Dept. Computer Science, Vanderbilt University, Nashville, TN.
Proc IEEE Int Conf Big Data. 2023 Dec;2023:5444-5453. doi: 10.1109/BigData59044.2023.10386571.
Effective disease surveillance systems require large-scale epidemiological data to improve health outcomes and quality of care for the general population. As data may be limited within a single site, multi-site data (e.g., from a number of local/regional health systems) need to be considered. Leveraging distributed data across multiple sites for epidemiological analysis poses significant challenges. Due to the sensitive nature of epidemiological data, it is imperative to design distributed solutions that provide strong privacy protections. Current privacy solutions often assume a central site, which is responsible for aggregating the distributed data and applying privacy protection before sharing the results (e.g., aggregation via secure primitives and differential privacy for sharing aggregate results). However, identifying such a central site may be difficult in practice and relying on a central site may introduce potential vulnerabilities (e.g., single point of failure). Furthermore, to support clinical interventions and inform policy decisions in a timely manner, epidemiological analysis need to reflect dynamic changes in the data. Yet, existing distributed privacy-protecting approaches were largely designed for static data (e.g., one-time data sharing) and cannot fulfill dynamic data requirements. In this work, we propose a privacy-protecting approach that supports the sharing of dynamic epidemiological analysis and provides strong privacy protection in a decentralized manner. We apply our solution in continuous survival analysis using the Kaplan-Meier estimation model while providing differential privacy protection. Our evaluations on a real dataset containing COVID-19 cases show that our method provides highly usable results.

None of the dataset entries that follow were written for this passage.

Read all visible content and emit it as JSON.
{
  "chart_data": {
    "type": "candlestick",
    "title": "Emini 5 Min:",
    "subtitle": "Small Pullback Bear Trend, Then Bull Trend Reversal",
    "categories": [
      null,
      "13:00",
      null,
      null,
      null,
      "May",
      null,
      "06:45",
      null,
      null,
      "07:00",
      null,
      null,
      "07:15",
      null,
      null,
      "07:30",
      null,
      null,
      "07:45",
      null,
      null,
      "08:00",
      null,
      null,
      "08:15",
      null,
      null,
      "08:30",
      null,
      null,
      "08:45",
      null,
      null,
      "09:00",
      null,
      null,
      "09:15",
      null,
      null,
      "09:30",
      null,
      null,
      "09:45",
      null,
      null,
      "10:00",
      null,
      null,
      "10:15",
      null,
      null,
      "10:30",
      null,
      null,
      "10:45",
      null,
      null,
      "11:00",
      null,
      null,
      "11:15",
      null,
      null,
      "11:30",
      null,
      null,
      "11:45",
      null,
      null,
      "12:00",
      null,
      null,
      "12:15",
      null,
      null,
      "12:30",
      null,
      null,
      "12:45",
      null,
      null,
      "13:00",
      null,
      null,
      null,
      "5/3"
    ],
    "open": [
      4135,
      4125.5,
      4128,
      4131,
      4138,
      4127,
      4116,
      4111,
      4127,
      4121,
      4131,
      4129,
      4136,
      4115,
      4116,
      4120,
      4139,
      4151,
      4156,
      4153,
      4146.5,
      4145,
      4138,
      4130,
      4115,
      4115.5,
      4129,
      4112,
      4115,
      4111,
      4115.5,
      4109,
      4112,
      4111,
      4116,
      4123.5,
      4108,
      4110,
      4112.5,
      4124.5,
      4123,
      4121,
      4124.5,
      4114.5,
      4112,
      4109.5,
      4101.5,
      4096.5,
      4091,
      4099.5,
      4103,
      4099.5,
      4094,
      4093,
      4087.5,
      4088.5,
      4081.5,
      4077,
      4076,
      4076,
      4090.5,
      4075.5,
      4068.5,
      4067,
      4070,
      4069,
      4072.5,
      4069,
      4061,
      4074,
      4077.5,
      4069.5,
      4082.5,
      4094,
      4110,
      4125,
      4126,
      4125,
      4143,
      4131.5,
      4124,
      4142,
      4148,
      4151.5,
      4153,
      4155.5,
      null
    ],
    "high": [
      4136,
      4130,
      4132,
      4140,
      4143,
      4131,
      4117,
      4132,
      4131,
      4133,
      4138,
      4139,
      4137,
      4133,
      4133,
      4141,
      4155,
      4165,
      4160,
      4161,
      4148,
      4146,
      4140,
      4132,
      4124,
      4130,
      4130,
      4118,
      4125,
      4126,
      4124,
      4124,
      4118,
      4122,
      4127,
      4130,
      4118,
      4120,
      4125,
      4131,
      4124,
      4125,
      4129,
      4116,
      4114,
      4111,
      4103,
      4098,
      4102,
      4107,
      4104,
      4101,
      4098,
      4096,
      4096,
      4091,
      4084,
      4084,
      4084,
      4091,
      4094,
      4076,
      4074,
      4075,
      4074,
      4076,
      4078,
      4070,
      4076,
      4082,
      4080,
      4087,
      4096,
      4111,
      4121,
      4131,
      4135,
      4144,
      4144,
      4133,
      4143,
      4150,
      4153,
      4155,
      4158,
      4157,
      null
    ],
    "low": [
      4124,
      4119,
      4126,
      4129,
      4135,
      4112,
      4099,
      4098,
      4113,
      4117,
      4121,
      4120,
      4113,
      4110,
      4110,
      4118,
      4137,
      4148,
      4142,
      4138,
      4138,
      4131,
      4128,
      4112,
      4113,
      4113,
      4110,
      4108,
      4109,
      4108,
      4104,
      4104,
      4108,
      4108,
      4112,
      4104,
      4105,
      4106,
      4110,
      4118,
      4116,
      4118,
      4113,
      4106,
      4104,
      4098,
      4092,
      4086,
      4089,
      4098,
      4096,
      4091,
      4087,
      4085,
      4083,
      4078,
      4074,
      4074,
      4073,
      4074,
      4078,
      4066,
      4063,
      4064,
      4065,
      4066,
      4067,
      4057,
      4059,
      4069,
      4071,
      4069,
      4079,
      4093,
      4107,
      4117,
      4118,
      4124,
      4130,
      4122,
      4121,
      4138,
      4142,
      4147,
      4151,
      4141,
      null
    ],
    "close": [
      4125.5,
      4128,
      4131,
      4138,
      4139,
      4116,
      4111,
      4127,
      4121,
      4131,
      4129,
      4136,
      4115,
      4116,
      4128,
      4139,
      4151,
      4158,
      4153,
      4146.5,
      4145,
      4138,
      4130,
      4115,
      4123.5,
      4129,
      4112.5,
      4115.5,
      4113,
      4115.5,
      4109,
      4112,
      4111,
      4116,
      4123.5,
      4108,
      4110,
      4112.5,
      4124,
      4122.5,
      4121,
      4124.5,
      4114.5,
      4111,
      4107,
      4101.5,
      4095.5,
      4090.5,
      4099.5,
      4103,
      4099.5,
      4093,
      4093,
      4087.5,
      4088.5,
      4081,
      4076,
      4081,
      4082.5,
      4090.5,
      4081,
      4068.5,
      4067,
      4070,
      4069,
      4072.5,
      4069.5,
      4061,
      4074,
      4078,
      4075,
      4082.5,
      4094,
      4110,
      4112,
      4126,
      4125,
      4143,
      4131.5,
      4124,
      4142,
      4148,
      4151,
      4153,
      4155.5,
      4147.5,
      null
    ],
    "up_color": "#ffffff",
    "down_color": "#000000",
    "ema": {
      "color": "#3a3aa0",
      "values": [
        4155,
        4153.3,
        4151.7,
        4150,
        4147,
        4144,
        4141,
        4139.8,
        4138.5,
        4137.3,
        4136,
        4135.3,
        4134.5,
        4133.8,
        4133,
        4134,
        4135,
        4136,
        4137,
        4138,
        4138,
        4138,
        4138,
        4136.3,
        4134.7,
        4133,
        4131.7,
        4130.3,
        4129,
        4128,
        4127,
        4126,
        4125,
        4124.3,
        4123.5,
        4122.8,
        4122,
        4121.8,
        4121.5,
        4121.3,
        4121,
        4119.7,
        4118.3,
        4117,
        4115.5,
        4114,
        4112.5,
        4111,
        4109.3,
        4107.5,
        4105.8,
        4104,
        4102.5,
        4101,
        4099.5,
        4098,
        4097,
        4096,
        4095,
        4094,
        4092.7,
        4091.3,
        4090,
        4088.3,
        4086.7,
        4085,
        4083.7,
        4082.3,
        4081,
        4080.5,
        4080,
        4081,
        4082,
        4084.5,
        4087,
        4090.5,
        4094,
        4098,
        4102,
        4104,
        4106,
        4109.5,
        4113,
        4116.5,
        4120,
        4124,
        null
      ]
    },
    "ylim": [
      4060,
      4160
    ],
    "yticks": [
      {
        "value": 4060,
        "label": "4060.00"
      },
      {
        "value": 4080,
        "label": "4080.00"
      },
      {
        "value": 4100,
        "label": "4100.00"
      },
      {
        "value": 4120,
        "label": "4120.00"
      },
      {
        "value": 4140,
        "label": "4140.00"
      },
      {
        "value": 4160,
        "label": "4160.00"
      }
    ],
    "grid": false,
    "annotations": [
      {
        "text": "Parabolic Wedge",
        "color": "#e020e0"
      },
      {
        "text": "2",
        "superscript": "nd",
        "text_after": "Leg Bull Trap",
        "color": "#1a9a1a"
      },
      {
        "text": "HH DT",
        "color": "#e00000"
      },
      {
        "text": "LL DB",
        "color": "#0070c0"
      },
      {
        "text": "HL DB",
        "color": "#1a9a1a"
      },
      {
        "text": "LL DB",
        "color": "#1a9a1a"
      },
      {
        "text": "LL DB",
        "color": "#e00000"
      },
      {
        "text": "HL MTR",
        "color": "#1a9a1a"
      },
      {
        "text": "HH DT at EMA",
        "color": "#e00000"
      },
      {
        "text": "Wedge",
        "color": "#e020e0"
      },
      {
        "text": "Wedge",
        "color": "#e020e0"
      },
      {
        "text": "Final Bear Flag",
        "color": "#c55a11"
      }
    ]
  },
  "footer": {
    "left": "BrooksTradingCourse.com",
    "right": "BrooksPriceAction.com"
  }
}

有效的疾病监测系统需要大规模的流行病学数据,以改善普通人群的健康状况和医疗服务质量。由于单个地点的数据可能有限,因此需要考虑多地点数据(例如,来自多个地方/区域卫生系统的数据)。利用多个地点的分布式数据进行流行病学分析面临重大挑战。由于流行病学数据的敏感性,设计提供强大隐私保护的分布式解决方案势在必行。当前的隐私解决方案通常假定有一个中心站点,该站点负责汇总分布式数据并在共享结果之前应用隐私保护(例如,通过安全原语进行汇总并使用差分隐私来共享汇总结果)。然而,在实践中确定这样一个中心站点可能很困难,而且依赖中心站点可能会引入潜在漏洞(例如,单点故障)。此外,为了及时支持临床干预并为政策决策提供依据,流行病学分析需要反映数据的动态变化。然而,现有的分布式隐私保护方法主要是为静态数据(例如,一次性数据共享)设计的,无法满足动态数据的需求。在这项工作中,我们提出了一种隐私保护方法,该方法支持动态流行病学分析的共享,并以分散的方式提供强大的隐私保护。我们将我们的解决方案应用于使用Kaplan-Meier估计模型的连续生存分析,同时提供差分隐私保护。我们对包含COVID-19病例的真实数据集的评估表明,我们的方法提供了高度可用的结果。